Patience . . . the problem with asking God for help to grow in Patience is that practicing it necessarily includes opportunities to grow in it. There is no other way around it.
You can’t learn to hit a ball by swinging a bat. There has to be a ball to hit. Over and over again.
So how are we doing? We have hit a few fly balls, we missed a few, and we are working on our swing. In this effort we, as parents, have discovered the connection between mercy and baseball. We root for our favorite players to succeed every time. We want everyone (including ourselves) to be perfect. NOW. Mercy, however, allows for growth and acknowledges that no one is perfect. Patience and mercy go hand in hand. The more we are patient and merciful towards others the more we are able to calmly and skillfully remove the blinders, the plank, “the bat” from our own eyes.

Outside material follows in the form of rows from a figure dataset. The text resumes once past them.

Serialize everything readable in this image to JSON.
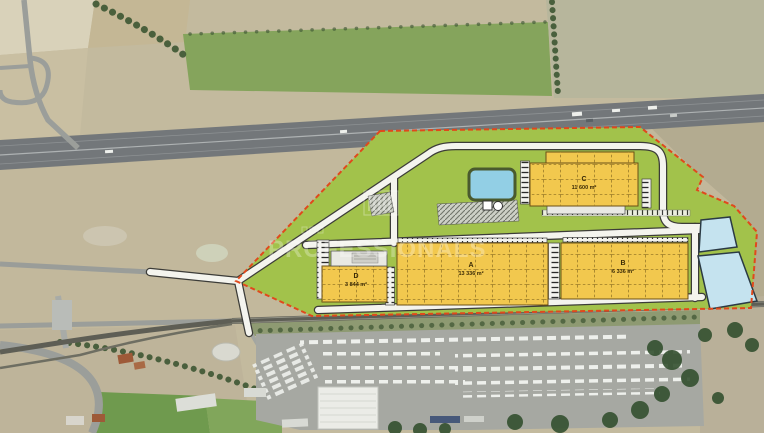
{
  "map": {
    "type": "aerial-site-plan",
    "watermark": {
      "text": "PROFESSIONALS"
    },
    "site": {
      "boundary_color": "#e0491c",
      "area_color": "#a2c24b",
      "building_color": "#f2c84e",
      "pond_color": "#92cfe5",
      "basin_color": "#c5e3ef",
      "road_color": "#f4f4ee",
      "buildings": [
        {
          "label": "A",
          "area": "13 336 m²"
        },
        {
          "label": "B",
          "area": "6 336 m²"
        },
        {
          "label": "C",
          "area": "11 600 m²"
        },
        {
          "label": "D",
          "area": "3 844 m²"
        }
      ]
    }
  }
}
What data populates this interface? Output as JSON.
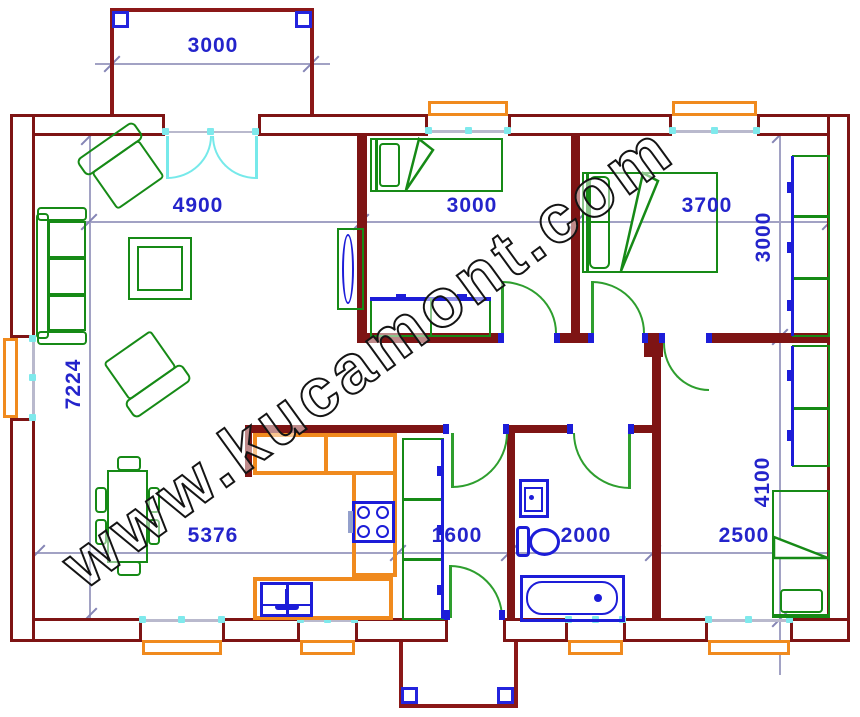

As patient and merciful parents we understand that we cannot expect a two-year-old never to spill juice, a four-year-old never to fall off his bike, or a six-year-old always to say the right thing. Does this mean that we stop trying to help our children grow into adults? No. It means that we expect them to make mistakes AND we help them to learn from them.
This insight has allowed us to rest heavily on God’s mercy. Resting in His Mercy has opened our hearts up to patience and being merciful to others. Check back with us in a year and perhaps with God’s help, and our children’s curve balls, we will hit a homerun.